Why is this important?
Lead can be found in some plumbing and water supply lines, especially in buildings built before the late 1980s. When water sits in contact with leaded components for several hours, lead can dissolve in the water. Although there may be only tiny quantities of lead in drinking water, it is important to take precautions. Even low levels of lead can affect the developing brain.
What actions can we take?
- Follow local public health regulations and guidelines on testing for lead and on frequency of flushing water lines to reduce lead levels in drinking water.
- Check with your municipality to find out if you should be concerned about lead in your water service lines.
- Have your water tested for lead. Call the Ministry of Environment, your local water supplier, utility or public health unit for more information.

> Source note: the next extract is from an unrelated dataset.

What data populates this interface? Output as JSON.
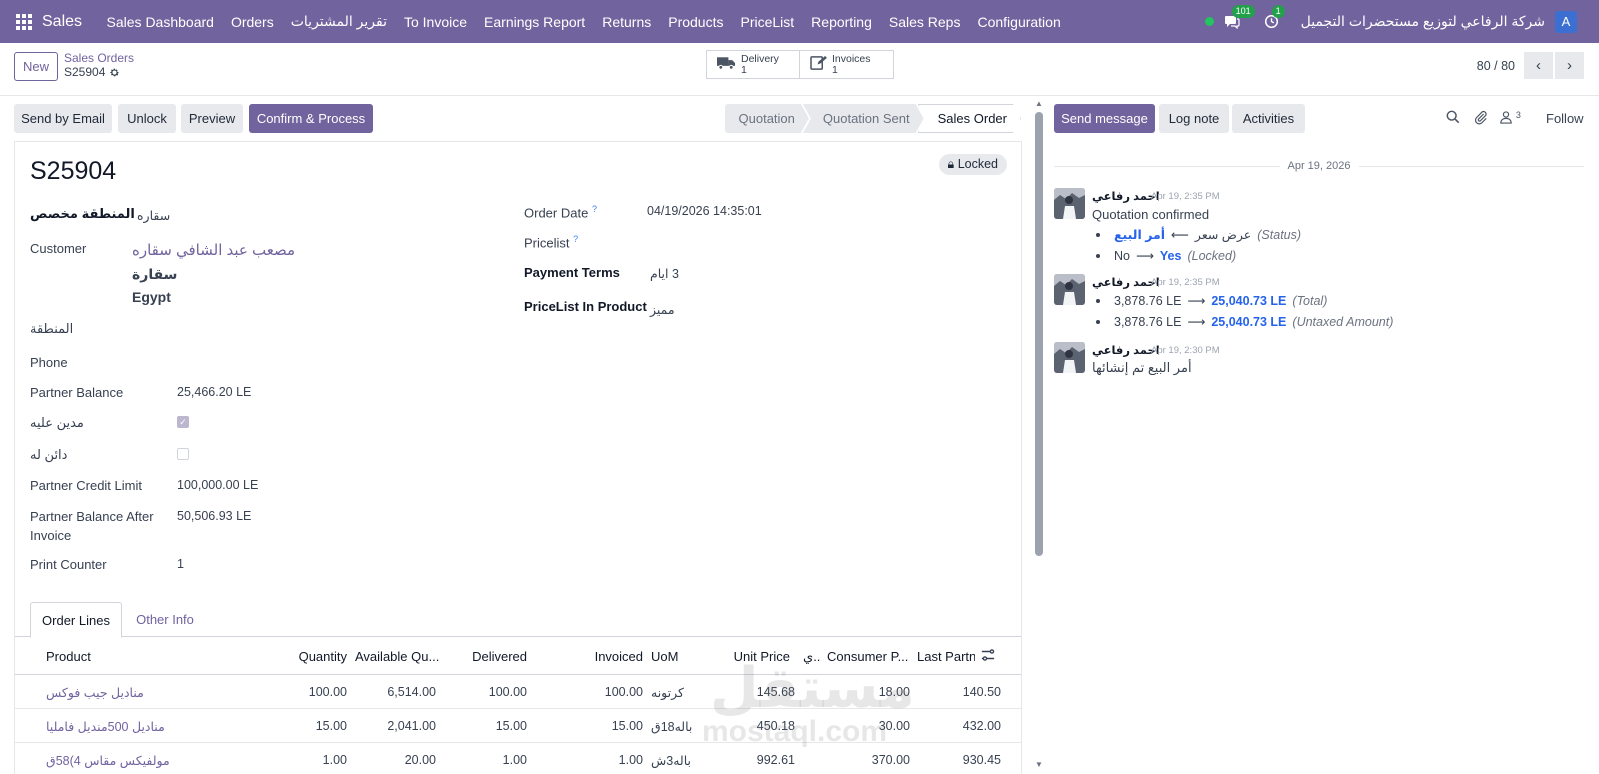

- Before drinking or cooking with water that has been sitting in pipes for six hours or longer, flush pipes by turning on the tap and letting the water run until it becomes cold (about one minute). Note: In the interest of conserving water, and if lead test results consistently show low levels, you may want to ask your public health inspector whether daily flushing is still required or recommended.
- If you use a water filter, check that it can remove lead. Be sure to replace filters regularly as recommended by the manufacturer. If you use a filtration system, check that it is certified to meet the US National Sanitation Foundation (NSF) standard 53 for reducing lead.
- For drinking and/or to prepare food or drinks, use water from the cold water tap. Water from hot-water taps can contain higher levels of lead.